The reason why you wouldn't use 4 Conquests instead is that you're then sending the Conquests to the flanks at the beginning, which is needed to prevent your fleet from being surrounded but costs a lot of DP and reduces your firepower against the bulk of the enemy fleet. So it's better to send cheaper ships instead, i.e. Gryphons, to the flanks. Hence the Gryphons take care of the flanks while the Conquests take care of the main enemy fleet, and then the Gryphons join up as the whole fleet moves toward the top to the enemy spawn point. It's possible that I could use cheaper ships to cover the flanks, but few ships can put out as much damage as the Gryphon once the enemy fleet has balled up.
The best time that I got with this fleet against my double Ordos test fleet was 247 seconds, compared with 246 seconds for 8 Gryphons, and 248 seconds for 10 Gryphons, basically all virtually identical. It might seem counterintuitive that more Gryphons didn't actually help, but that's because 1) I start with 200 DP and then deploy the last 2 once I capture the objectives, meaning they won't be able to contribute as much in the first place since they come in later and 2) they run into overcrowding issues at the end when they're all gathered at the enemy spawn point. For example, if a frontline Gryphon takes too much damage, when it's too crowded it can't back off because there's another Gryphon blocking its path, so it ends up overloading and then not doing any more damage for a while. So fewer ships actually meant that they're able to space themselves out better.
Obviously the meta will change in 0.96a, but this was the best one I found in 0.95.1a. The Ordos fleets in 0.96a do seem a lot more dynamic (i.e. Novae and Brilliants rush forward unexpectedly, so the battle lines aren't as stable and predictable) so this setup may need some modification, but chances are it'll work too. (And since 0.96a is now out, these test results are too late for Alex to swing the nerfhammer in this direction...I hope...)

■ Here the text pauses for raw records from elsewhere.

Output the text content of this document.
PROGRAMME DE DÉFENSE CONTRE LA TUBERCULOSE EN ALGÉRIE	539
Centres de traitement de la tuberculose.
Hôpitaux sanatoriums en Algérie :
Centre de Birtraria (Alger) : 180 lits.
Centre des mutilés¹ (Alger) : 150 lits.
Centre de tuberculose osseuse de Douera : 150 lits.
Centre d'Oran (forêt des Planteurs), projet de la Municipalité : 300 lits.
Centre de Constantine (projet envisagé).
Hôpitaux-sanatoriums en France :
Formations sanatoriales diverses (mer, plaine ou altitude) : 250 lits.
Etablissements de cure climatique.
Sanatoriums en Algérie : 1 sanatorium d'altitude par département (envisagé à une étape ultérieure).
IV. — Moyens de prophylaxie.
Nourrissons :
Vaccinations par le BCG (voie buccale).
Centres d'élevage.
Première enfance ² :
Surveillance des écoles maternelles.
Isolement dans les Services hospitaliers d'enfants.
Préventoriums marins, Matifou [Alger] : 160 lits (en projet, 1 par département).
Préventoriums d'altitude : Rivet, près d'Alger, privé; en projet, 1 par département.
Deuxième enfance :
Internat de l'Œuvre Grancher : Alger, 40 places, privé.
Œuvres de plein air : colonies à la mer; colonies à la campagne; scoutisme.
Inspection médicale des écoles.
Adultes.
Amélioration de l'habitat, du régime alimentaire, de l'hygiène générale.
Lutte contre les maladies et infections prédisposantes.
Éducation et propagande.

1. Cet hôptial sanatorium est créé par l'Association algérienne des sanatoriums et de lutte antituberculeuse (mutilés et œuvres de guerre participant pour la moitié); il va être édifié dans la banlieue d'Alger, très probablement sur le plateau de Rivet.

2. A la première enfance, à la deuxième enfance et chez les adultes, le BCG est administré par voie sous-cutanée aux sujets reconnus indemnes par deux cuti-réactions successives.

P.S. I just realized I forgot to address the main topic of this thread, energy Onslaught. It turns out that the main issue when loading up on burst energy weapons is that the Onslaught (at least how I play it) is a very much in-your-face ship, running into the thick of combat. So the problem is that in actual use, there's not enough downtime for the energy weapons to recharge -- they're limited by their sustained fire rate due to ammo regen. So testing Light Needler vs Minipulser side by side, the Light Needler ended up doing more damage pretty much every time.
However, in 0.96a, with Expanded Magazines increasing the ammo regen rate when s-modded, this significantly changes that balance. So 0.96a may be when energy Onslaught or energy Retribution or energy whatever comes to the fore as a perfectly viable playstyle; its time has come.